# poor gas mileage



## tone1755 (Feb 2, 2005)

HI i need some suggestions 94 altima getting poor gas mileage, i drove between 20-30 miles and my gas gauge went down to half a tank. thats to much gas for a four banger I just replace the timing chains the wires, cap,rotor, coolant temp sensor, plugs,fuel filter, air filter,wheel alighnment, tires, knock sensor,tps sensor,02 sensor,etc dont now what else to check any ideas will be appreciated thanx i and the plugs never look black they burning normal


----------



## gfriedman (Oct 12, 2005)

Half a tank for 30 miles - holy shit that's the worst mileage ever. I know Hummers that do better than that. :balls: 

I'd check the timing to see if that is off. You might wanna see if an injector is leaking. Also, check if your cat is plugged up. Other than that put a cam corder on your car at night to see if anyone is siphoning your tank.


----------



## jserrano (Oct 27, 2004)

Are you absolutely positive that the engine is consuming that much fuel? It could be a bad fuel sender. Check how much gallons you need to refill the tank when the fuel gauge registers 1/2 tank. If it is around 6 gallons then your engine is OK and the fuel sender is bad. If it is a lot more than 6 gallons then it could be leaking into the ether.

If the engine is truly consuming that much fuel then you should be getting poor driveability and the spark plug should show a rich condition.

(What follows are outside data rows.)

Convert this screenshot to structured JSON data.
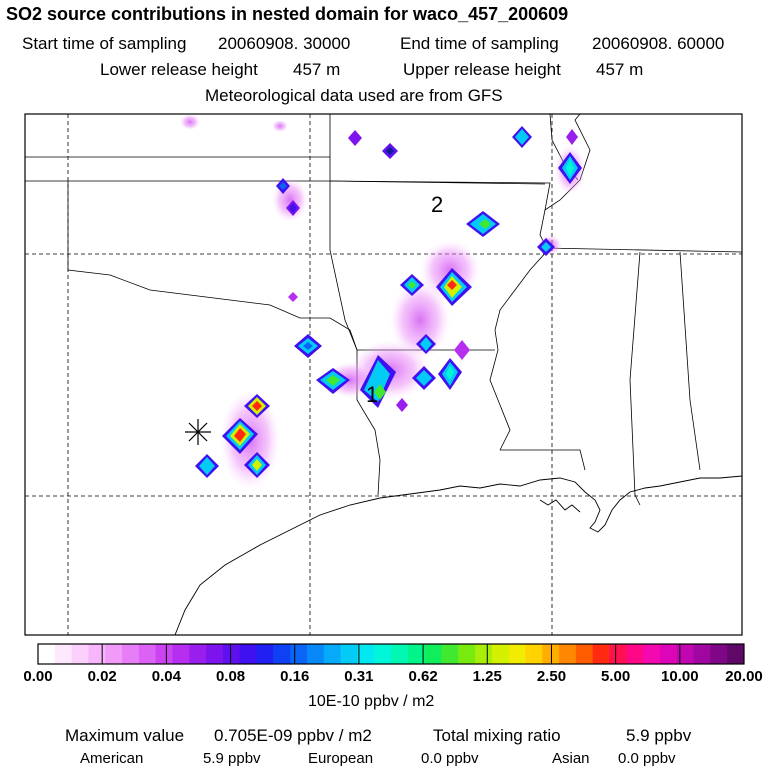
{
  "title": "SO2 source contributions in nested domain for waco_457_200609",
  "sampling": {
    "start_label": "Start time of sampling",
    "start_value": "20060908. 30000",
    "end_label": "End time of sampling",
    "end_value": "20060908. 60000"
  },
  "release": {
    "lower_label": "Lower release height",
    "lower_value": "457 m",
    "upper_label": "Upper release height",
    "upper_value": "457 m"
  },
  "met_note": "Meteorological data used are from GFS",
  "map": {
    "region_labels": [
      "1",
      "2"
    ],
    "source_marker": "asterisk"
  },
  "colorbar": {
    "tick_labels": [
      "0.00",
      "0.02",
      "0.04",
      "0.08",
      "0.16",
      "0.31",
      "0.62",
      "1.25",
      "2.50",
      "5.00",
      "10.00",
      "20.00"
    ],
    "unit": "10E-10 ppbv / m2",
    "colors": [
      "#ffffff",
      "#fde8fe",
      "#fbd0fd",
      "#f7b6fb",
      "#f29af9",
      "#e87ef7",
      "#db62f4",
      "#cc44f2",
      "#b62ef0",
      "#9a1eee",
      "#7d14ee",
      "#5f10ef",
      "#3f10f0",
      "#2020f2",
      "#1040f4",
      "#0a64f6",
      "#0888f8",
      "#06aaf8",
      "#04cbf6",
      "#02e8f0",
      "#00f6d8",
      "#00f8b2",
      "#00f48a",
      "#10ee5c",
      "#40e830",
      "#78ea10",
      "#a8ee08",
      "#d2f000",
      "#f2ec00",
      "#ffd200",
      "#ffae00",
      "#ff8800",
      "#ff5c00",
      "#ff2a10",
      "#ff1050",
      "#ff0888",
      "#f408b0",
      "#dc06b8",
      "#c006b0",
      "#a006a0",
      "#800688",
      "#600868"
    ]
  },
  "footer": {
    "max_label": "Maximum value",
    "max_value": "0.705E-09 ppbv / m2",
    "total_label": "Total mixing ratio",
    "total_value": "5.9 ppbv",
    "american_label": "American",
    "american_value": "5.9 ppbv",
    "european_label": "European",
    "european_value": "0.0 ppbv",
    "asian_label": "Asian",
    "asian_value": "0.0 ppbv"
  }
}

Do some detective search...


----------



## tone1755 (Feb 2, 2005)

Thanx for the info i found the problem,it was the sending unit i was showing half a tank and when i opened the fuel tank the tank was full. replaced the sending unit and now shows almost a full tank thanx


----------



## pyrobum22 (Aug 2, 2006)

yeah.. myne seems to get bad gas mileage too. i dont know what it is.. i mean, i give it full throttle 24/7 and its pretty bad. about 13-16 mpg. haha oh well.. but seriously i need to do an engine swap anyway its got 160k.


----------



## Darktide (Jul 29, 2004)

a 2.4 is still young at 160k. If you give it full throttle 24/7 then you're getting exactly what you deserve. In my 00 SE I get 22-24 mixed all year round. And I'll punch it when I need to but I don't abuse the car. Given the way I drive it it'll last quite some time. The other gentlemen's post was about gas mileage that was bad and not his fault. And it was posted about 5 months ago (please notice dates when you are replying to posts).



Darktide


----------



## pyrobum22 (Aug 2, 2006)

haha i know.. and with gas at $3.09 here ive been taking it easy.. but still, i just want it to go faster/better preformance. i am considering doing a motor swap and make the car a sleeper. Fast in disguize.


----------